23 Nov 2006
Seoul Semiconductor can now mass produce its Acriche semiconductor lighting sources, which run on mains/wall power at 220/110 Vac.
Seoul Semiconductor has has succeeded in mass producing its Acriche semiconductor lighting source, which can be directly connected to 110 V or 220 Vac outlets using a simple circuit, eliminating the need for a DC converter.
As conventional LED products can only work with DC power, it was previously impossible for consumers to use LED products with AC light-bulb outlets without using a converter.
"This technological achievement was not expected by the LED industry," said Lee Jung-Hoon, CEO of Seoul Semiconductor. "Now that mass production of semiconductor lighting for AC outlets is possible, LED applications are no longer limited to cell phones, computers or cars, but can be expanded to general lighting applications as well."
Seoul says Acriche offers improved power efficiency compared to incandescent and halogen lamps, and outpaces fluorescent lamps in terms of life span, power usage, and convenience. The company is planning to improve Acriche's brightness from current 40 lm/W to 80 lm/W by Q4 2007 and to 120 lm/W by Q4 2008.
Considering that an Acriche source lasts 30,000 hours, compared with 1,000 for incandescent lamps, 3,000 for halogen lamps, and 8,000 hours for fluorescent lamps, electricity costs are significantly reduced. As a result, Seoul Semiconductor claims that Acriche would typically cost consumers 75% less than incandescent lamp and 40% less than a general fluorescent lamp.

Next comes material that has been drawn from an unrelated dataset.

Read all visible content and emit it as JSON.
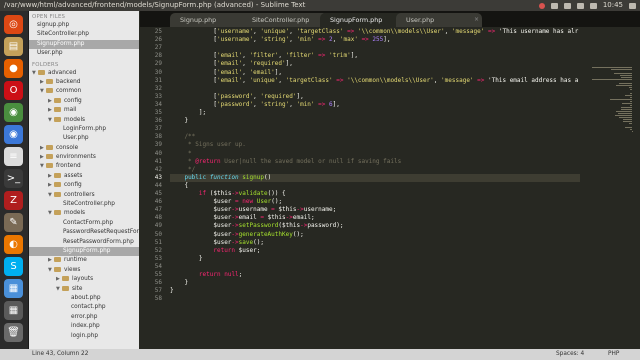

The development of Acriche was largely thanks to a packaging process that Seoul Semiconductor developed for a semiconductor chip that works with direct current. Seoul Optodevice holds the patent for this chip, which it developed and improved, and the company also has more than 100 patents for this upgraded chip.
The developers calculate that if Acriche sources were to replace all the lights in Korea by 2010, the electricity savings would reach 60 billion kWh, which is equivalent to a nuclear power plant's output, saving six million tons of CO2 emission a year.
Even before Seoul's announcement, a recent report from Display Asia declared that LED technology is rapidly replacing conventional light sources. Seoul Semiconductor said it believes that the development of Acriche will accelerate this trend. Acriche sales are expected to reach 20 billion Korean won by 2007, 100 billion in 2008 and 300 billion in 2009.